A 58-year-old man presents as a new patient. He is generally well but has been concerned for about 4 months about some tingling, numbness, and mild burning in his lower legs. He denies any history of leg problems. There is no back pain, muscle weakness, bowel or bladder changes, and no symptoms in his upper extremities. He denies any visual changes, dizziness, weakness, fatigue, chest pain, shortness of breath, or abdominal discomfort. He does not smoke and drinks alcohol socially.

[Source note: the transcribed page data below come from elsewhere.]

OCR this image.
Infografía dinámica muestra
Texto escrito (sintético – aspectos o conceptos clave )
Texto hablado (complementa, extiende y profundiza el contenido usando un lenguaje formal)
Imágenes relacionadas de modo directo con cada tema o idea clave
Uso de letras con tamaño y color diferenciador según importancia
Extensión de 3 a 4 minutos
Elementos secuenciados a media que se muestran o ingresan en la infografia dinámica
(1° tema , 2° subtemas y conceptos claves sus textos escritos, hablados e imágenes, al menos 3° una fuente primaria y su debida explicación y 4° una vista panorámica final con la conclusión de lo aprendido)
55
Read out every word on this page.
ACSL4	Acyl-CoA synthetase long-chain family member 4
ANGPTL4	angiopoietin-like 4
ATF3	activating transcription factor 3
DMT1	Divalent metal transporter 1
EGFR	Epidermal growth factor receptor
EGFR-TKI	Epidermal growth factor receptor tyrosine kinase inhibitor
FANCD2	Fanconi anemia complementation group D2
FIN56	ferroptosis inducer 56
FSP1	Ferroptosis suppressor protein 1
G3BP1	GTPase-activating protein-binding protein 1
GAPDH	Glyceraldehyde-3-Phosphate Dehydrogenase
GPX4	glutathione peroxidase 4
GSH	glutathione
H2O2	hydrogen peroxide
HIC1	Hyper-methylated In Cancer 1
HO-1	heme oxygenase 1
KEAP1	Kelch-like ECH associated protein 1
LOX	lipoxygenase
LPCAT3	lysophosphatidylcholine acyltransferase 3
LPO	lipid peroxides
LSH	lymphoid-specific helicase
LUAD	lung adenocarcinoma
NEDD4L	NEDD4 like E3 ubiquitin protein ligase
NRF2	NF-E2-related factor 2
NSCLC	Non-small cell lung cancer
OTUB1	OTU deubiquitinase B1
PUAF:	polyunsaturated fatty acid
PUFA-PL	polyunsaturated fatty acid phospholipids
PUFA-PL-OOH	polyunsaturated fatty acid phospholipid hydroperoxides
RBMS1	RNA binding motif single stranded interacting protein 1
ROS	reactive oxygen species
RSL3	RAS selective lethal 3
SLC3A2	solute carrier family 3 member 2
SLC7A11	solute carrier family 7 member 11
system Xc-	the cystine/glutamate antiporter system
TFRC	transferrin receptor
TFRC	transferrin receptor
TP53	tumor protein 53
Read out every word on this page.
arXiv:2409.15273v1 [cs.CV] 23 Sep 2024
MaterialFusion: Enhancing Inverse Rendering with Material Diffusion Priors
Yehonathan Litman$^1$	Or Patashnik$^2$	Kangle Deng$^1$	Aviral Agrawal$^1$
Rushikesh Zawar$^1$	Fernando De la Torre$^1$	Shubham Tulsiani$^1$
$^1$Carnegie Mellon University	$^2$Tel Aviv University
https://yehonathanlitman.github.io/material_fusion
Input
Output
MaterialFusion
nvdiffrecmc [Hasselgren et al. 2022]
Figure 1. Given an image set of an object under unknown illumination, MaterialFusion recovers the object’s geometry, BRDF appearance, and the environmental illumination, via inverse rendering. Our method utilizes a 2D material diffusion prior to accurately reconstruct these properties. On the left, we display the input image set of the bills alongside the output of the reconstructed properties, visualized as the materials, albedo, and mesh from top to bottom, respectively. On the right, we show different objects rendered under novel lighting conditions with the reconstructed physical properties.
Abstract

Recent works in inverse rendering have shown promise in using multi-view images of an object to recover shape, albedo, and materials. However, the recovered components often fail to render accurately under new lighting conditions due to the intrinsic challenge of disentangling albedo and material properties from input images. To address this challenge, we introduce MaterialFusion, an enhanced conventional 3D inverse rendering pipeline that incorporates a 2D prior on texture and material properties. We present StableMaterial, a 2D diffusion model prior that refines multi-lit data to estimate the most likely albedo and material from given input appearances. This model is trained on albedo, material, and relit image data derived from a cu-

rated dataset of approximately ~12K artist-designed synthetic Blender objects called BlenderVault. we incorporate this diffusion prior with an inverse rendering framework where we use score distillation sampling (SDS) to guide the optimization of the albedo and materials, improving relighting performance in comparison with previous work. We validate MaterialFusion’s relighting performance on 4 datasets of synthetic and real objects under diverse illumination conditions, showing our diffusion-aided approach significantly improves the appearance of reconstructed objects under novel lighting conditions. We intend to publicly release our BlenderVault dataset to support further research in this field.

The patient has had hypertension for 15 years and his triglyceride level is high. His medications include lisinopril, 20 mg/d; hydrochlorothiazide, 25 mg/d; and fenofibrate, 145 mg/d.
Laboratory results from 18 months ago include normal values for CBC count and electrolytes; BUN, 16 mg/dL; creatinine, 1.6 mg/dL; fasting glucose, 102 mg/dL. Total cholesterol, 185 mg/dL; LDL-C, 110 mg/dL; triglycerides, 180 mg/dL; and HDL-C, 39 mg/dL. Results of liver function tests and urinanalysis are normal; his ECG is unremarkable.
He is 5 ft 7 in tall and weighs 192 lb. His BP is 132/75 mm Hg, pulse is 74/min, and respiratory rate is 16/min. His waist measurement is 40 in. His HEENT examination is normal. There are no bruits, lymphadenopathy, or thyromegaly. Findings from the heart, lung, and abdominal examinations are normal. His back is not tender; rectal examination shows normal tone; extremities have no rashes or edema. Neurologic examination finds decreased sensation bilaterally below the knees. Muscle strength is normal but his ankle jerks are decreased while other reflexes are equal and normal.